The building I have photographed here belongs to a man who has had to endure some awful, quite harrowing events in his life.  Although surrounded by rugged hunters and farmers and despite growing up in this rural place he became extremely attached to his animals and refused to slaughter them after suffering two dreadful losses in quick succession.  There is little sentimentality here even for pet dogs so the man's position is unusual.  The man is very old now and quite unwell so has had to move away to be cared for and no longer visits this house - where he would sometimes have supper and his goats and chickens lived. The house is not entirely abandoned.  Someone in the village is using the land for grazing but the gate was always locked while we were visiting recently, so it seemed rather a sad place as the man used to come regularly and shout down my mother's drive sometimes bringing gifts of freshly picked zucchini or homemade wine.  He would talk to me very hopefully in Italian despite the fact I know very little Italian and seemed utterly unfazed by my total incomprehension.
The building is situated near the house my mother and her husband lived in when they took early retirement and escaped to the Italian countryside.  She too experienced a sudden and shocking loss after 5 years of living there when her husband died of an unexpected heart attack, aged 61 (only just).
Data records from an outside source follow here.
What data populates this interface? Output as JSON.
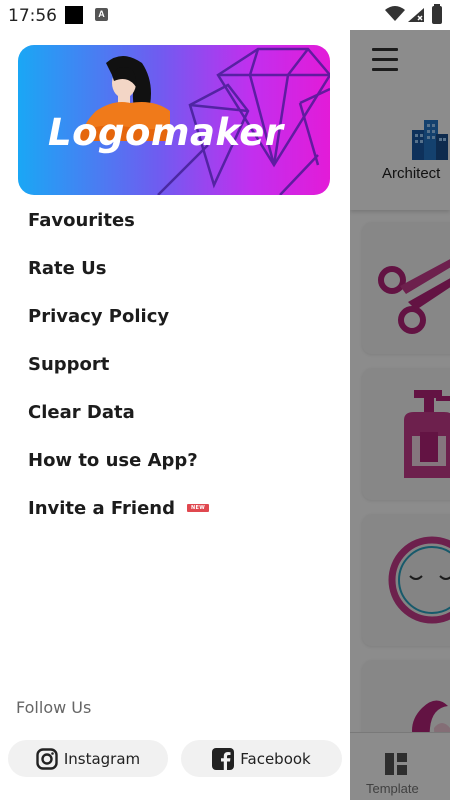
{
  "status_bar": {
    "time": "17:56",
    "icons": [
      "notification-square-icon",
      "a-icon",
      "wifi-icon",
      "signal-icon",
      "battery-icon"
    ]
  },
  "drawer": {
    "banner": {
      "title": "Logomaker",
      "colors": [
        "#1aa7f5",
        "#6f5cf0",
        "#c22fee",
        "#e31bd8"
      ]
    },
    "menu_items": [
      {
        "label": "Favourites"
      },
      {
        "label": "Rate Us"
      },
      {
        "label": "Privacy Policy"
      },
      {
        "label": "Support"
      },
      {
        "label": "Clear Data"
      },
      {
        "label": "How to use App?"
      },
      {
        "label": "Invite a Friend",
        "badge": "NEW"
      }
    ],
    "follow": {
      "label": "Follow Us",
      "instagram": "Instagram",
      "facebook": "Facebook"
    }
  },
  "background_app": {
    "category_label": "Architect",
    "bottom_nav_label": "Template",
    "card_icons": [
      "scissors-icon",
      "bottle-icon",
      "face-icon",
      "woman-hair-icon"
    ]
  }
}
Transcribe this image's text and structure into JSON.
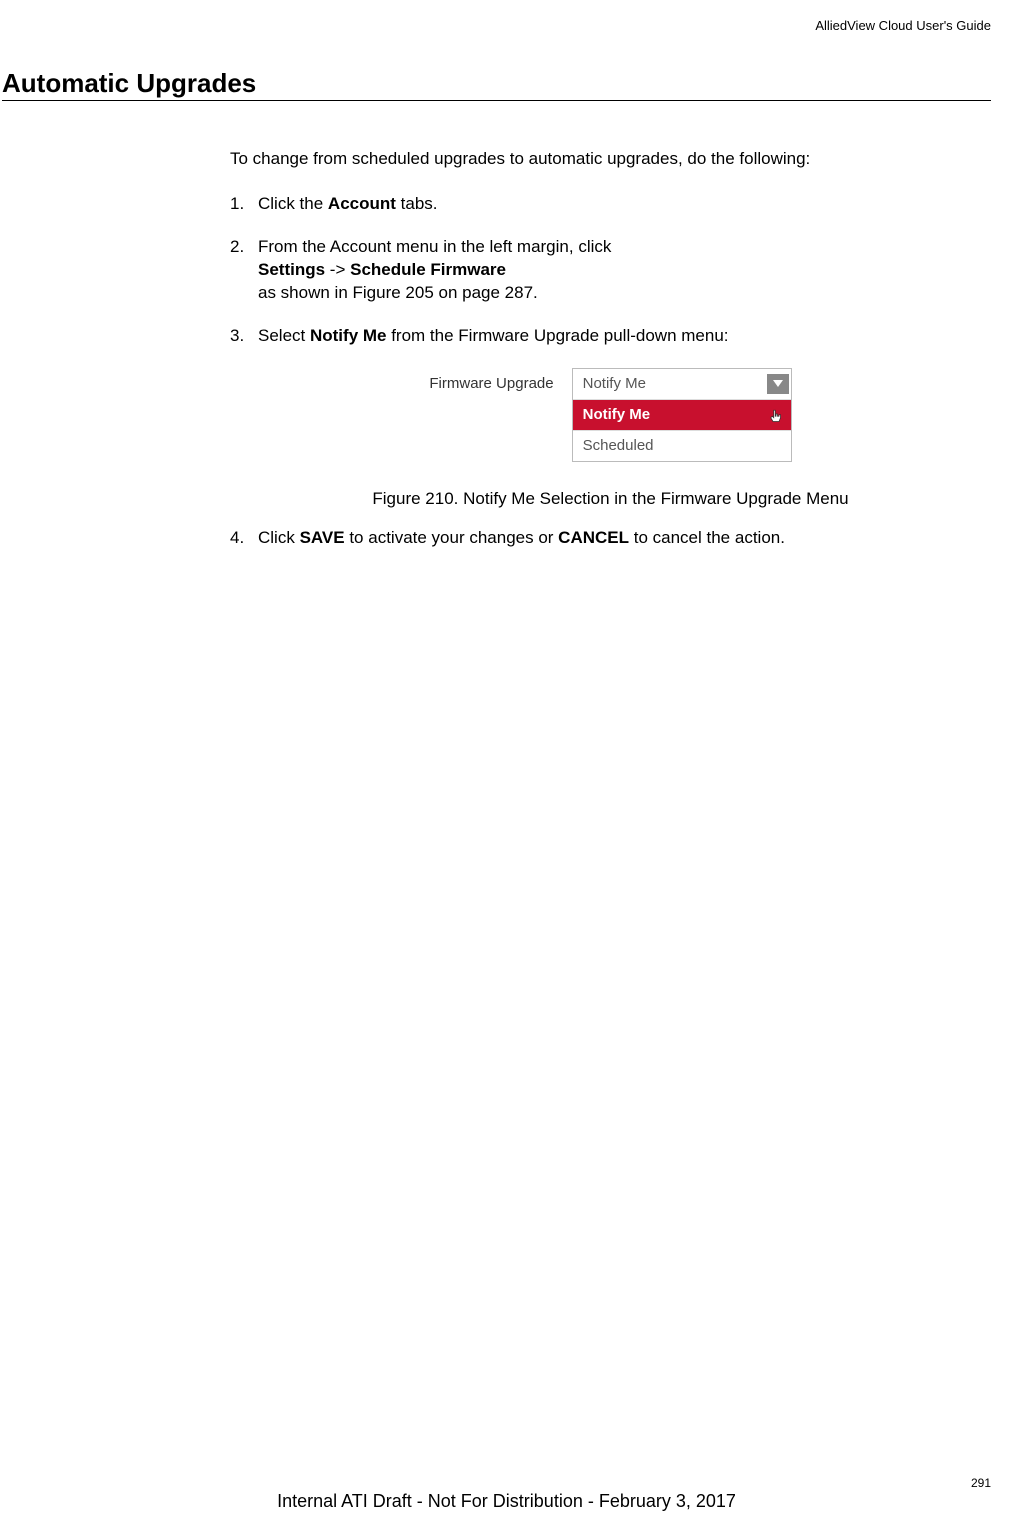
{
  "header": {
    "guide_title": "AlliedView Cloud User's Guide"
  },
  "section": {
    "title": "Automatic Upgrades"
  },
  "content": {
    "intro": "To change from scheduled upgrades to automatic upgrades, do the following:",
    "steps": [
      {
        "num": "1.",
        "text_before": "Click the ",
        "bold1": "Account",
        "text_after": " tabs."
      },
      {
        "num": "2.",
        "line1": "From the Account menu in the left margin, click",
        "bold1": "Settings",
        "arrow": " -> ",
        "bold2": "Schedule Firmware",
        "line3": "as shown in Figure 205 on page 287."
      },
      {
        "num": "3.",
        "text_before": "Select ",
        "bold1": "Notify Me",
        "text_after": " from the Firmware Upgrade pull-down menu:"
      },
      {
        "num": "4.",
        "text_before": "Click ",
        "bold1": "SAVE",
        "text_mid": " to activate your changes or ",
        "bold2": "CANCEL",
        "text_after": " to cancel the action."
      }
    ]
  },
  "figure": {
    "label": "Firmware Upgrade",
    "options": {
      "top": "Notify Me",
      "highlighted": "Notify Me",
      "bottom": "Scheduled"
    },
    "caption": "Figure 210. Notify Me Selection in the Firmware Upgrade Menu"
  },
  "footer": {
    "page_number": "291",
    "draft_text": "Internal ATI Draft - Not For Distribution - February 3, 2017"
  }
}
There are many sad stories of early death and loss associated with the people of the nearby village, and not forgetting a local curiosity, a museum where people who were buried in the church crypt became mummified by a combination of a particular fungus and by being locked up in the cool are on show.  Literally - dead calcified bodies, some wearing the clothes they were buried in, displayed in glass boxes.  I wasn't allowed to take pictures when I went this time although perhaps that's a relief for me.  The whole area evokes thoughts of death and loss for me whenever I go  - but perhaps that is simply because I too have often been dealing with difficult emotions whilst there.
So the first picture, which is the one that I prefer as it may communicate something of what I was thinking about during my visit (but I am really not sure), is what I will briefly discuss.
The picture is at first glance a straightforward image of the beautiful Italian countryside in spring when life is regenerating.  It is extremely verdant and fecund looking.  Rebirth, growth, and a new beginning are all evident.  The trees in the foreground are beginning to show blossom although it is hard to detect.  The Judas trees are covered in their purple spring flowers which adds to the richness. It is interesting to me that the Judas trees are so evident  - it is relevant; betrayal and violence.  I have not cropped the photograph although there is an intrusive tree trunk to the right of the photograph.  It's only just in the frame.  The branches, (like the tentacles of death's hand) take up much of the foreground and point to the dying man's farm house. The trunk encroaches.  It's like you can't get rid of it, can't escape it.  But it does contribute to the framing.
For me the photograph looks at rebirth and spring but it is also explores death and dying and how you have to accept the cycle of nature, how you can't escape the nature of 'things'.  Just like you can't escape the tree in the foreground of the picture or it's tentacles.   The photo relates to the impending death of the man who owns the farm building; it relates to my own recent personal experience of loss, betrayal and acceptance of the nature of the people involved, the situation and the death of a marriage.  It relates to nature and humankind's struggle with it.